More on judicial review and democracy
The court’s decision can be defended, in theory, on various grounds.
(1) The state’s constitution actually required the court to rule as it did.
I’m not going to debate this claim any more than I’m going to debate a Scientologist about whether we’re all really Thetans.
(2) The ruling is a “plausible” interpretation of the state’s equal protection clause and associated precedent. This is true. To say it’s plausible is to say it’s the kind of argument you can make in court, and judges might buy it. Note the claim upheld by the court would have been utterly implausible just a few (10? 20?) years ago, even though in the interim there’s been no change in the relevant formal legal materials. So what has changed? Obviously, the beliefs of judges. Just as obviously, this change in judicial opinion is a product of the change in the political landscape in regard to gay marriage.
All of which is to say that judges are now more likely to find a constitutional right to gay marriage than they were a generation ago (when the odds of them “finding” such a right could be calculated as zero) for exactly the same reason that legislators are now more likely to vote for civil union and gay marriage laws than they were a generation ago — because an idea that was politically unpopular has become more popular.
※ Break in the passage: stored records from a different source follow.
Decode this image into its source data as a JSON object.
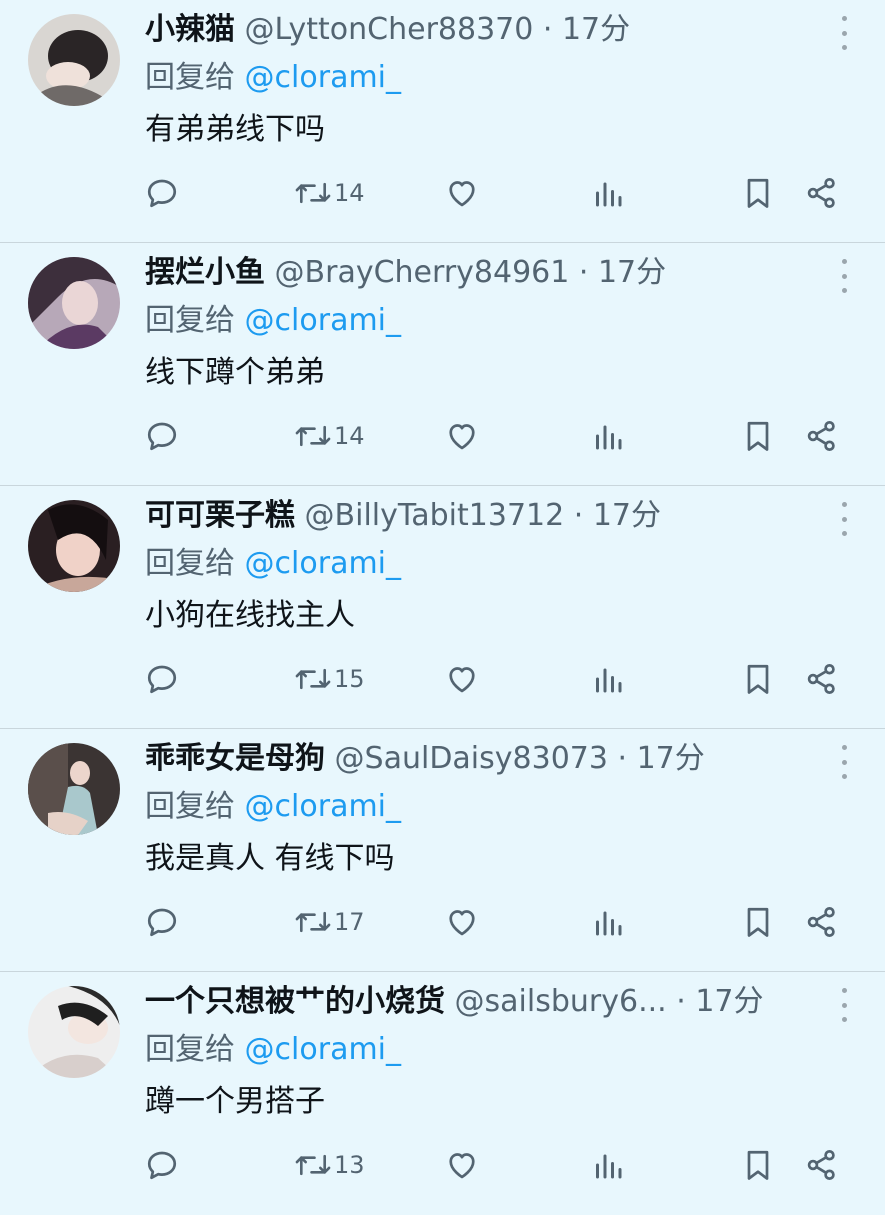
{
  "colors": {
    "background": "#e8f7fd",
    "mention": "#1d9bf0",
    "muted": "#536471",
    "text": "#0f1419"
  },
  "icons": [
    "reply-icon",
    "retweet-icon",
    "like-icon",
    "views-icon",
    "bookmark-icon",
    "share-icon",
    "more-icon"
  ],
  "tweets": [
    {
      "name": "小辣猫",
      "handle": "@LyttonCher88370",
      "sep": " · ",
      "time": "17分",
      "reply_prefix": "回复给 ",
      "reply_to": "@clorami_",
      "text": "有弟弟线下吗",
      "retweets": "14"
    },
    {
      "name": "摆烂小鱼",
      "handle": "@BrayCherry84961",
      "sep": " · ",
      "time": "17分",
      "reply_prefix": "回复给 ",
      "reply_to": "@clorami_",
      "text": "线下蹲个弟弟",
      "retweets": "14"
    },
    {
      "name": "可可栗子糕",
      "handle": "@BillyTabit13712",
      "sep": " · ",
      "time": "17分",
      "reply_prefix": "回复给 ",
      "reply_to": "@clorami_",
      "text": "小狗在线找主人",
      "retweets": "15"
    },
    {
      "name": "乖乖女是母狗",
      "handle": "@SaulDaisy83073",
      "sep": " · ",
      "time": "17分",
      "reply_prefix": "回复给 ",
      "reply_to": "@clorami_",
      "text": "我是真人 有线下吗",
      "retweets": "17"
    },
    {
      "name": "一个只想被艹的小烧货",
      "handle": "@sailsbury6...",
      "sep": " · ",
      "time": "17分",
      "reply_prefix": "回复给 ",
      "reply_to": "@clorami_",
      "text": "蹲一个男搭子",
      "retweets": "13"
    }
  ]
}
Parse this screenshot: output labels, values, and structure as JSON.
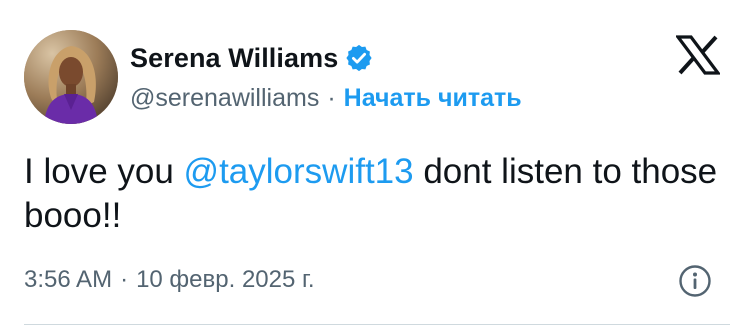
{
  "tweet": {
    "author": {
      "display_name": "Serena Williams",
      "handle": "@serenawilliams",
      "verified": true,
      "verified_icon": "verified-badge-icon",
      "avatar_icon": "avatar-photo"
    },
    "separator": "·",
    "follow_label": "Начать читать",
    "text_before": "I love you ",
    "mention": "@taylorswift13",
    "text_after": " dont listen to those booo!!",
    "time": "3:56 AM",
    "date": "10 февр. 2025 г.",
    "info_icon": "info-icon",
    "platform_icon": "x-logo-icon"
  },
  "colors": {
    "link": "#1d9bf0",
    "secondary_text": "#536471",
    "primary_text": "#0f1419",
    "divider": "#cfd9de"
  }
}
(3) It hasn’t become popular enough in Iowa., however, to be enacted through legislation. The defense of judicial review of this sort by people who aren’t sufficiently clueless to believe that what’s going on is the deduction of formally entailed legal conclusions from authoritative texts comes down to some combination of “it’s not really that anti-democratic for courts to do stuff like this because they need support from the political branches,” and/or “this is too important to be left to the normal political process.” I just want to note that these arguments tend to become somewhere between deeply implausible and utterly outrageous to those who make them whenever courts employ this type of judicial review to invalidate laws they like.
Now it’s certainly possible to defend aggressive judicial review under the guise of interpreting very general constitutional language. But two arguments that seem quite wrong to me are that such a practice is “legal interpretation” in any useful sense of that phrase, and that such a practice isn’t significantly less democratic than the typical legislative process (which of course itself is only very imperfectly democratic).